How It Works in Practice
You have a Notion template, a Figma file, a Google Drive folder, or any other URL. Instead of sharing it directly, you create a paywall link that wraps it. When someone opens the paywall link, they see a payment form. After paying via Stripe, the original URL is revealed, either shown on screen or sent to their email within 30 seconds.
The content URL stays private until payment confirms. The paywall link is what you share publicly. That's the entire mechanism.
unseal.link creates paywall links. You paste your URL, set a price, and get a shareable unseal.link/l/your-product link in under 60 seconds. The 4.5% platform fee is deducted per sale. No monthly costs, no file uploads required.
What Can Go Behind a Paywall Link
Anything with an HTTPS URL. Notion pages. Figma files. Google Drive files and folders (PDFs, spreadsheets, videos, ZIPs, entire course libraries). Canva template links. GitHub release downloads. Discord server invite links. Slack workspace invites. Loom videos. Dropbox files. Any URL that gives access to content when opened.
The only requirement is that the URL is accessible to anyone who has it; no login wall on the destination itself. (A Stripe checkout flow on the paywall is fine; a second login prompt on the content side creates unnecessary friction for buyers.)
Who Uses Paywall Links
Notion template creators who want to charge for their systems without setting up a full storefront. Figma designers selling UI kits and components since Figma's marketplace closed to new individual sellers in late 2023. Developers selling boilerplates and starter kits directly from their repos. Freelancers gating final deliverable files until payment clears, eliminating the structural possibility of getting ghosted. Community builders selling Discord or Slack access. Educators selling course video folders hosted in Google Drive.
The common thread is: these people have content at a URL, and they need a payment mechanism that's simpler than building a checkout flow or using a platform that requires file uploads.
The Difference Between a Paywall Link and a Payment Link
This comes up often. Stripe Payment Links is a payment tool; it processes a charge and sends a receipt. It does nothing with content delivery.
A paywall link processes a payment and delivers access to content. The payment is the key; the content is the door. If you used Stripe Payment Links to sell a Notion template, you'd still need to manually email the template link to every buyer. A paywall link automates that delivery entirely.
How the Delivery Works Technically
When a buyer completes payment, Stripe fires a checkout.session.completed webhook to unseal.link's server. Our server receives the webhook, verifies the payment signature, and triggers the transactional email with the original content URL. The email arrives within 30 seconds in the vast majority of cases; we track this at the 99th percentile.
The original URL is never exposed in the HTML or JavaScript of the paywall page. It only travels over the authenticated server-to-email path after payment confirmation. A buyer can't view-source their way to the content without paying.

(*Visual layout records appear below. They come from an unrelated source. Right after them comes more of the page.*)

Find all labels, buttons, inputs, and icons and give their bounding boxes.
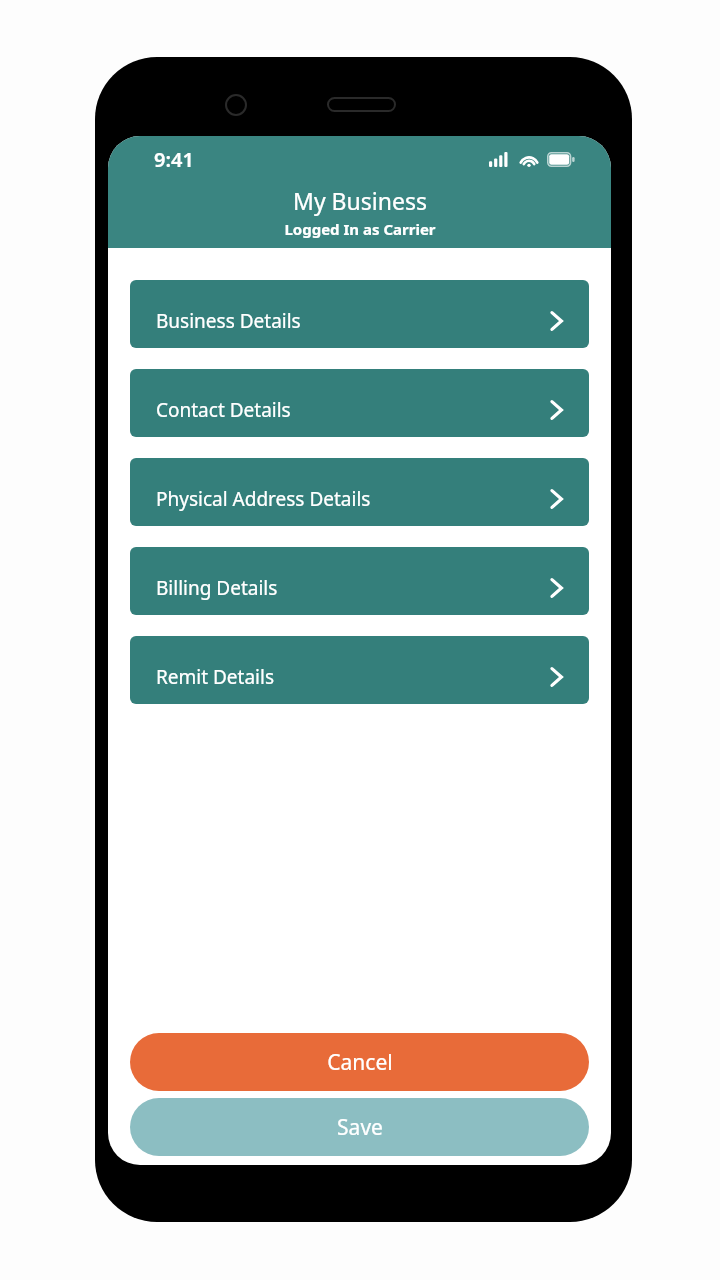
- staticText: Billing Details: [156, 575, 278, 601]
- button[interactable]: Contact Details: [130, 369, 589, 437]
- staticText: My Business: [293, 185, 427, 216]
- button[interactable]: Remit Details: [130, 636, 589, 704]
- staticText: Logged In as Carrier: [284, 219, 436, 239]
- staticText: Physical Address Details: [156, 486, 371, 512]
- other: Battery: [547, 152, 575, 167]
- button[interactable]: Physical Address Details: [130, 458, 589, 526]
- staticText: Cancel: [327, 1048, 393, 1077]
- button[interactable]: Cancel: [130, 1033, 589, 1091]
- staticText: Save: [337, 1113, 383, 1142]
- other: Wi-Fi: [519, 152, 539, 167]
- button[interactable]: Business Details: [130, 280, 589, 348]
- staticText: 9:41: [154, 146, 194, 173]
- button[interactable]: Billing Details: [130, 547, 589, 615]
- button[interactable]: Save: [130, 1098, 589, 1156]
- staticText: Remit Details: [156, 664, 275, 690]
- staticText: Business Details: [156, 308, 301, 334]
- staticText: Contact Details: [156, 397, 291, 423]
- other: Cellular signal: [489, 152, 511, 167]
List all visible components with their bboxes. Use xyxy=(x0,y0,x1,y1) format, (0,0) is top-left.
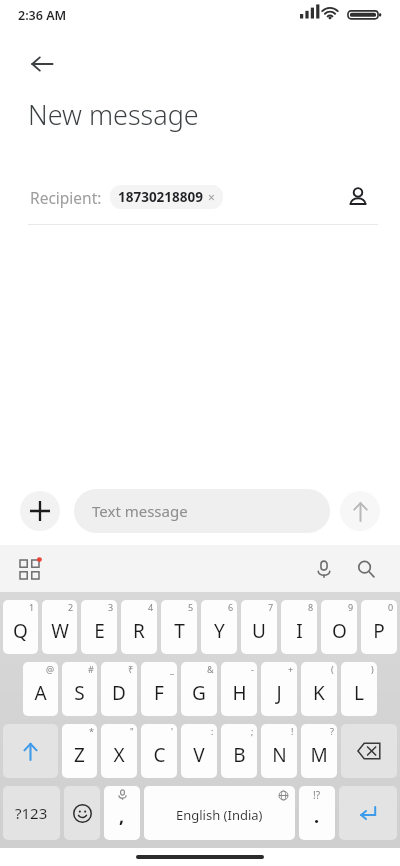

Paywall Link vs. Full Platform
A paywall link is the right tool when you have a URL and want to charge for it quickly. A full platform (Gumroad, Lemon Squeezy, Payhip) is the right tool when you want marketplace discovery, a full product catalog with custom design, subscription billing, or file hosting built in.
For 1-5 products where you have your own distribution: paywall links win on simplicity and fees. For 20+ products where discovery is the primary challenge: a full platform's marketplace traffic might justify the higher fee.
FAQs
Is a "paid link" the same thing as a paywall link?
Effectively yes. "Paid link," "paywall link," and "gated link" all describe the same concept: a URL that requires payment before revealing content. We use "paid link" and "paywall link" interchangeably.
What happens if someone shares the paywall link without paying?
They share the paywall link, which is your public-facing URL. When anyone opens it, they see the payment form. The content URL is never revealed to non-payers regardless of who shares the paywall link.
Can I set a time limit on access after payment?
Not currently. Access is permanent once granted. Future versions will support expiring links for time-limited access like event recordings or time-sensitive reports.